Doch in Darmstadt hat man in diesem Jahr einen konträren Ansatz gewählt. Für die erste Premiere stand Béla Bartóks Einakter „Herzog Blaubarts Burg“ auf dem Programm. Nun ist das zwar eine Oper des 20. Jahrhunderts, die nicht unbedingt zum klassischen Repertoire gehört, experimentell kann man sie jedoch nicht nennen. Sie gehört sogar in gewissem Sinne bereits zum Repertoire. Doch mit ihrer begrenzten Dauer von nur etwa einer Stunde füllt sie keinen Opernabend, schon gar nicht bei einer Premiere. Daher verfiel die Intendanz auf die Idee, Bartóks Oper zwei Stücke aus dem Musiktheater-Wettbewerb vom letzten Juni voranzustellen. In diesem Wettbewerb hatten sich fünf internationale Komponisten mit jeweils etwa halbstündigen Einaktern präsentiert. Aus diesem Wettbewerb hatte das Theater für den Premierenabend die zwei Werke „.onion“ von Sivan Cohen Elias (Israel) und „(On) The Other Side of The Skin. Lullaby“ von Marta Gentilucci (Italien) .

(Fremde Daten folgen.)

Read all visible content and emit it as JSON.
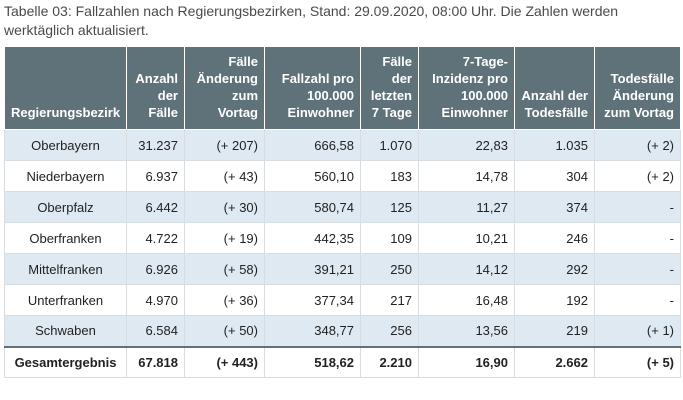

In der – ab dieser Spielzeit im großen Haus stattfindenden – Einführung gaben die Regisseure der drei Inszenierungen eine kurze Inhaltsangabe zu den jeweiligen Stücken – und das war auch gut so! Denn vor allem die beiden Werken aus dem Wettbewerb zeichneten sich durch eine Rätselhaftigkeit aus, die sich durch reines Hinschauen und -hören nicht auflösen ließ.

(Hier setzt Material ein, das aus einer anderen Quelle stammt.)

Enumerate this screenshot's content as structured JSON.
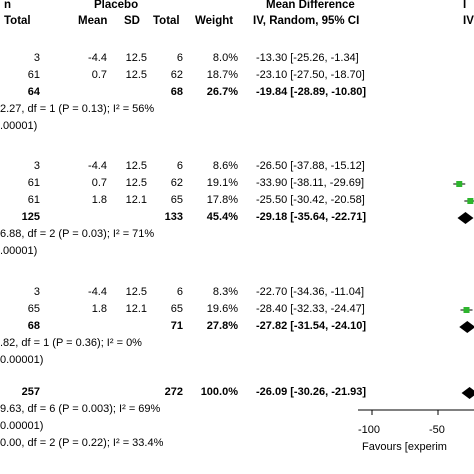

Der Titel „.onion“ verweist auf das sogenannte „Darknet“, den dunklen Teil des Internets, in dem sich Besucher vollkommen anonym bewegen können, um dort kriminelle Transaktionen zu tätigen. Das Darknet ist natürlich Ziel verschiedener polizeilicher und geheimdienstlicher Aktivitäten, lässt sich jedoch aufgrund seiner technischen Struktur nur sehr schwer durchleuchten. Sivan Cohen Elias hat denn auch einen sehr verworrenen, um nicht zu sagen chaotischen Ansatz gewählt. Auf der Bühne sind neben einer gelben Telefonzelle nur drei Instrumentalplätze zu sehen, an denen Musiker mit dem Rücken zum Publikum Geräusche produzieren. Das Orchester sekundiert aus dem Graben bei dieser Geräuschkulisse, die in erster Linie das Zielt verfolgt, die gefühlten Klänge der Internet-Technik – denn echte Klänge gibt es in der digitalen Maschinerie nicht – in analoge Klangflächen umzusetzen. In entsprechenden SF-Filmen unterlegt man Computeraktivitäten ja gerne – gegen alle Empirik – mit Pfeif- und Funkgeräuschen aller Art, weil das so schön kalt und gefährlich klingt. Daher lässt die Komponistin die drei „Solomusiker“ ihre Instrumente auf der Bühne – ein Cello, eine Geige und eine Gitarre – auf die seltsamste Art und Weise malträtieren, nur nicht im herkömmlichen Sinne spielen.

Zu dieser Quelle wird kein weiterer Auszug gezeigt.